Habertürk'ün haberine göre, Mevlana'ya atfedilen ve Mevlânâ’yı
oturur şekilde gösterir resim, Çelebi ailesi ve Mevlânâ
araştırmacıları tarafından kabul görmüyor. Çelebi, felsefesinin her
zaman nefsin terbiye edilmesi, her şeyin bir disiplin içinde
yapılmasını öğütlediği Mevlânâ’nın böyle kilolu bir zat
olamayacağını iddia ediyor. Mevlânâ’nın yaygın bir biçimde
kullanılan bu resmi İran’da, 1960’lı yıllardaki bir yarışmada
birincilik kazandı. Mevlânâ’nın oturur bir şekilde ve şişmanca
tasvir edildiği bu resim, daha sonra Konya Mevlânâ Müzesi’ne hediye
edilince çeşitli etkinliklerde de kullanılmaya başlandı.
"UZUN BOYLU, ÇEKİK GÖZLÜ,
ZAYIF"
“Mevlânâ’nın sağlığında resmi yapılmış mıdır?”
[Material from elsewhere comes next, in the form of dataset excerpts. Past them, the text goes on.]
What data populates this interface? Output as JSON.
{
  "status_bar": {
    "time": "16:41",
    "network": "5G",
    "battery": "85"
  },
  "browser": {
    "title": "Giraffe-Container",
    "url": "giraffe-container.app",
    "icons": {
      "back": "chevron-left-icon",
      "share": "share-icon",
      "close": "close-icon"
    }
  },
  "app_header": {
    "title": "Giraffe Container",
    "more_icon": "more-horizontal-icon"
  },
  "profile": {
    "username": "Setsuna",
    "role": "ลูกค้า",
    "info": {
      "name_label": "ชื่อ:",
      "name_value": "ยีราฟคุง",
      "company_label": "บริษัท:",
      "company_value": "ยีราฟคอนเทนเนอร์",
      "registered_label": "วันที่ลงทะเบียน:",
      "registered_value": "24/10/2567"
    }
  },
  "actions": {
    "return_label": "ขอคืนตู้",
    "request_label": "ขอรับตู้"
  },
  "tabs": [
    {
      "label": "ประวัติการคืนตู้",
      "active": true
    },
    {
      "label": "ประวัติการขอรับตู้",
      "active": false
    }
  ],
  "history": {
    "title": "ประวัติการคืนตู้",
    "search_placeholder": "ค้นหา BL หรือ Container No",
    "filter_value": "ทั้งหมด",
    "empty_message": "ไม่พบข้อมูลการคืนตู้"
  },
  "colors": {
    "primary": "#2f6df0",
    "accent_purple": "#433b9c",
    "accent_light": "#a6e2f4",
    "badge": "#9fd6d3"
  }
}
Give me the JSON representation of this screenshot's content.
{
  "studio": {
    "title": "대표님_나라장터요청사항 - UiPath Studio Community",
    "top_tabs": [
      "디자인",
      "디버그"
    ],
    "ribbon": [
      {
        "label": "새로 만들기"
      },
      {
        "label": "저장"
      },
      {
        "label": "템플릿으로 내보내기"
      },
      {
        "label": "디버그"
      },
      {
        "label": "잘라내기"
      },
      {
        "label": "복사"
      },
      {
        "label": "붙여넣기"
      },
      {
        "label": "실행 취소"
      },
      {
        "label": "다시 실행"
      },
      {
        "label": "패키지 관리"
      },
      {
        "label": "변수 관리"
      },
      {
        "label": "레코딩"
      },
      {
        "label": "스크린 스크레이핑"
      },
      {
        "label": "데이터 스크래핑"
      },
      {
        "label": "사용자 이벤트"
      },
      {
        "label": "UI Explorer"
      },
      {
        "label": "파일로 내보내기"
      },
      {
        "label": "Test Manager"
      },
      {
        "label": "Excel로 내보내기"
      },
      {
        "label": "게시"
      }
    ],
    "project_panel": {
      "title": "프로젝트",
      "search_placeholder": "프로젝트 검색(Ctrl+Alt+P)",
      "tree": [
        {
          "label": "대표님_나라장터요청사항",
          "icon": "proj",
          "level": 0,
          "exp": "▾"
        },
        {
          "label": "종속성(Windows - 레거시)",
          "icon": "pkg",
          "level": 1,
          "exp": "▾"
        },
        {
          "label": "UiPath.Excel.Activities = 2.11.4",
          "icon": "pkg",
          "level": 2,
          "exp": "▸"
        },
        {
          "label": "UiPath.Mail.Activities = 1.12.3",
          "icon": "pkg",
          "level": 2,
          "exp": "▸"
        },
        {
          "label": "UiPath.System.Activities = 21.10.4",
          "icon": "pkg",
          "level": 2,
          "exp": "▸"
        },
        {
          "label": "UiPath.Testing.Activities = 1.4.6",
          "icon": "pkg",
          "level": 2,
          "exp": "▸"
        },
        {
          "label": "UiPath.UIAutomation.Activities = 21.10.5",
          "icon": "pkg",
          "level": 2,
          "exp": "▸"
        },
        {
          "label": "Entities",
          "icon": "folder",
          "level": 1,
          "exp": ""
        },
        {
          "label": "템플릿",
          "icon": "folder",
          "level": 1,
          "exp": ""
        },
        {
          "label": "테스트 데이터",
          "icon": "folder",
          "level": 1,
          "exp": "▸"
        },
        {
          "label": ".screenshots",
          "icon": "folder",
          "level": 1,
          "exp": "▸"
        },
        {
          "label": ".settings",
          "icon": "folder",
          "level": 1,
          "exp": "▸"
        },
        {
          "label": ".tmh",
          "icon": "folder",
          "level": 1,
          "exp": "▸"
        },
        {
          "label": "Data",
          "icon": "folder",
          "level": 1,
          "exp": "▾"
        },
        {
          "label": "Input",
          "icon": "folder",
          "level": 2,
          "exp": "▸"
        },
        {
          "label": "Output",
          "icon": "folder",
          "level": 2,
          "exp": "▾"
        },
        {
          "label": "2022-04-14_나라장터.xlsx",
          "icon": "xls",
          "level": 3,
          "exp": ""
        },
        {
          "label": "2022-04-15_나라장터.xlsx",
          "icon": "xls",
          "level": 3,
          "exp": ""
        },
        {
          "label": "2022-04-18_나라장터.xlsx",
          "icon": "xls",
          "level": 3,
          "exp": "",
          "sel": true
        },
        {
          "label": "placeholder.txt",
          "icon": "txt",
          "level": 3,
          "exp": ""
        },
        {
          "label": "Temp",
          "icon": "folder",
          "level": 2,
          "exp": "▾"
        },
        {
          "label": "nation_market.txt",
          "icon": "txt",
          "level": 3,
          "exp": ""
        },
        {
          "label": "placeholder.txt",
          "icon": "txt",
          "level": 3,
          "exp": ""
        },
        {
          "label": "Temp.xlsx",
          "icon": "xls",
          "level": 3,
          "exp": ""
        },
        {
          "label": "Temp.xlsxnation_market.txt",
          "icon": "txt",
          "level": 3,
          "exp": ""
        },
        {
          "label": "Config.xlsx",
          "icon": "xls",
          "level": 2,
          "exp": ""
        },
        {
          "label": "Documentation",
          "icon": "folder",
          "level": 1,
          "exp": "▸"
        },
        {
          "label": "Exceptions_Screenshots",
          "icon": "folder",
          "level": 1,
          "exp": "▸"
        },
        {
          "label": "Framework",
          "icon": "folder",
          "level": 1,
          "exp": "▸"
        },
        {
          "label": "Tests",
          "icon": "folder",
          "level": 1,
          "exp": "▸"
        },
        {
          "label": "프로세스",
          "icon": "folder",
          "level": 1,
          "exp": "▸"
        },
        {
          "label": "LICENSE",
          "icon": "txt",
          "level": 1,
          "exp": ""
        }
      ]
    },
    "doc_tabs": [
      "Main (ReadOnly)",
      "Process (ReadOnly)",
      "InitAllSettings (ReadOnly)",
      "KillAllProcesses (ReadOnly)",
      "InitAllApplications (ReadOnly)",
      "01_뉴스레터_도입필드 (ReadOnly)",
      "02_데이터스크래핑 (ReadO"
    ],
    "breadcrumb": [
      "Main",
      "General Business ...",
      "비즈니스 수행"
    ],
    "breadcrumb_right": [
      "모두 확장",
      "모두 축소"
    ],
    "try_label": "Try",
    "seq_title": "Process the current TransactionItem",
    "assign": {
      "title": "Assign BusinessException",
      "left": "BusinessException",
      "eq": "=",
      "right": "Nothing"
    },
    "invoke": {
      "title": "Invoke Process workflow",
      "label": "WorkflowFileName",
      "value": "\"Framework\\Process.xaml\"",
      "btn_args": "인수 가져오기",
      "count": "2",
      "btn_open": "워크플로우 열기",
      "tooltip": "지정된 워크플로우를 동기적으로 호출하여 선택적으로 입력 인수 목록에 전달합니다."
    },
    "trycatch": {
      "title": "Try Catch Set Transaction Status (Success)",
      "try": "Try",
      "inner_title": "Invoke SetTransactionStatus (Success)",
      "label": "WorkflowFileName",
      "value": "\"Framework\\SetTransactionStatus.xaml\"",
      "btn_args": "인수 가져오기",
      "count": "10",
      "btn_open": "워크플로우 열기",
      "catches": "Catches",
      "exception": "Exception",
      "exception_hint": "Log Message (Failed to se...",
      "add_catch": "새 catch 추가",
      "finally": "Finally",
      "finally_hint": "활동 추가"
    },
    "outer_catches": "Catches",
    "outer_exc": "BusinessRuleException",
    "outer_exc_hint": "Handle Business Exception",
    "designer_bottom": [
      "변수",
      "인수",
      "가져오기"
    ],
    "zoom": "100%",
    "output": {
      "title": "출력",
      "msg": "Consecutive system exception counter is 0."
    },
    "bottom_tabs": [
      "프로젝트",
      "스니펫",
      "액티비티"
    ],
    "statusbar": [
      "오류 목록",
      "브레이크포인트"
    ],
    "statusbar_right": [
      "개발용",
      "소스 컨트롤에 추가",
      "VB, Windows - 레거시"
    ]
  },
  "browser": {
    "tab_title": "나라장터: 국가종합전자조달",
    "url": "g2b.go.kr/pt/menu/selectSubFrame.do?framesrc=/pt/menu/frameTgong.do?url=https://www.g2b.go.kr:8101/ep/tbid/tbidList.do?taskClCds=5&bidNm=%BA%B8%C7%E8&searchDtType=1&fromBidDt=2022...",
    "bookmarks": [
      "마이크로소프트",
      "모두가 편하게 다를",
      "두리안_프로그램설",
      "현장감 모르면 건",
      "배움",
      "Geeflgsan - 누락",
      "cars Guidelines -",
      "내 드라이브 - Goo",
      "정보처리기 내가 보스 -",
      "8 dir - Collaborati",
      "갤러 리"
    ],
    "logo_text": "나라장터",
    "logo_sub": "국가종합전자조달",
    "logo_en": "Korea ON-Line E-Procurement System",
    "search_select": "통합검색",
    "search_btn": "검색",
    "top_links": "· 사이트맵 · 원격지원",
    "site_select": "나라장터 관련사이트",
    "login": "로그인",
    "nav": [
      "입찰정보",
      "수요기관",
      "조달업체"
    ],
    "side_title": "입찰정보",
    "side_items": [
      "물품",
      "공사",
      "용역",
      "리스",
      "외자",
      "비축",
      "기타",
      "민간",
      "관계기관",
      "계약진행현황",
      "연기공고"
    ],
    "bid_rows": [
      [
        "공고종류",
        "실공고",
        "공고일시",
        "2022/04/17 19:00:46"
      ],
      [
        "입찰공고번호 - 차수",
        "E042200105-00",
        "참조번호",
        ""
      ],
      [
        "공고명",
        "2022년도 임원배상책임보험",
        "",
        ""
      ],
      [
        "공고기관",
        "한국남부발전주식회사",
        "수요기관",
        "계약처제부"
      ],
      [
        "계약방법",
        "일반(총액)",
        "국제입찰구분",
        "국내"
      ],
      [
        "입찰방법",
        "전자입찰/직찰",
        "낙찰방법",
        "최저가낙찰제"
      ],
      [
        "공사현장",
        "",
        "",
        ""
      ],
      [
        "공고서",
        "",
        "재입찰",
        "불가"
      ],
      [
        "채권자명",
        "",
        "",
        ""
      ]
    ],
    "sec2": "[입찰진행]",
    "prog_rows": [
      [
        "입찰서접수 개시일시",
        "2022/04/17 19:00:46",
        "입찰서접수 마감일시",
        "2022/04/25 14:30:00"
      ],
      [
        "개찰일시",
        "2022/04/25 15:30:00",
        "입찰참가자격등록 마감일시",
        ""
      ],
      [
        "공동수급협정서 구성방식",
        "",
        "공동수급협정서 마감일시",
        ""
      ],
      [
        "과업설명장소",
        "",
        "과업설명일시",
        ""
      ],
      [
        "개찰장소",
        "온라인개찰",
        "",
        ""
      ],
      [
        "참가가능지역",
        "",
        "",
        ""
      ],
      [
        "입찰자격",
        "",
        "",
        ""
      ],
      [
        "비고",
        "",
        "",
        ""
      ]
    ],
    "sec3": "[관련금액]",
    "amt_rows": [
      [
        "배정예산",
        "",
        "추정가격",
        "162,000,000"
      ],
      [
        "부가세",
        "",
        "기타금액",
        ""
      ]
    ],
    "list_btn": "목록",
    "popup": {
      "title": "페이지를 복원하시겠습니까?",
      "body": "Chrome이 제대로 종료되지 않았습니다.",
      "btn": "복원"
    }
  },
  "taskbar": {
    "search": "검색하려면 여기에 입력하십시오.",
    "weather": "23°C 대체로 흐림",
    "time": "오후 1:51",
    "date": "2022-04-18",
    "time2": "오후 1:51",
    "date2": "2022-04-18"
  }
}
sorusu hâlâ belirsizliğini korurken, Eflaki Ahmet Dede’ye ait
“Menakıb’ül Arifin” adlı Farsça eserde Mevlânâ,
ortanın biraz üstünde boyu olan, çok zayıf, hafif çekik gözlü ve
soluk benizli biri olarak tasvir ediliyor. Ayrıca Mevlânâ
Müzesi’nde sergilenen hırkası düşünüldü- ğünde boyunun 1.80
civarında olacağı tahmin ediliyor. Hz. Mevlânâ’nın daha sonraki
yüzyıllarda da çeşitli resim ve minyatürleri yapılmışsa da hiçbiri
bir diğerine benzemiyor.
İRAN GÖZÜYLE
RESMEDİLMİŞ
Selçuk Üniversitesi Mevlânâ Araştırmaları Enstitüsü Müdürü Doç. Dr.
Ali Temizel, Türkiye’de yaygın şekilde kullanılan resmin İran’da
yapıldığını doğruladı ve “İranlı gözüyle resmedilmiştir.
Yapılan araştırmalar ve kaynaklar Mevlânâ’nın Doğu Türklerinden
olduğunu gösteriyor. Bu nedenle daha zayıf olduğunu, gözlerinin o
resimdeki gibi yuvarlak değil de daha çekik olduğunu
değerlendiriyoruz. Elde başka resim olmadığı için bu resim kabul
görmüş. Aslında bir resimden ziyade onu sembolize eden bir simgeye
dönüşmüş durumda” dedi.
İŞTE AİLE TARAFINDAN KABUL GÖRÜLEN
RESİM
Faruk Çelebi, kendisi doğmadan yıllar önce, 1942 yılında görülen
bir rüya üzerine çizilen ve kendisine çok benzeyen Mevlânâ resminin
aile tarafından daha çok kabul gördüğünü belirtti. Çelebi, resmin
hikâyesini şöyle anlattı:
"Her yıl Şeb-i Arus törenlerinde karşılaştığım Fahir
Erkey adında bir psikolog vardı. Babam 1996’da vefat ettikten sonra
beni ısrarla evine davet etti. Evine gittiğimde duvardaki resimle
beni karşılaştırıp, ‘Suphanallah... Ne kadar büyük bir benzerlik’
dedi. Resmin 1942 yılında çizildiğini belirterek, tasavvuf üzerine
bir dernekleri olduğunu, bu derneğin üyesi 2 kişinin aynı gece Hz.
Mevlânâ’yı rüyasında gördüğünü anlattı. Bu kişilere bir ressama
rüyasında gördükleri Mevlânâ’yı resmettirmelerini söylemiş.
İkisinin de ayrı ayrı tarifleriyle yapılan çalışmada bu resim
ortaya çıkmış.1942’de yani ben doğmadan seneler önce çizilmiş bir
resim. Ben de baktığımda kendime benzetiyorum.”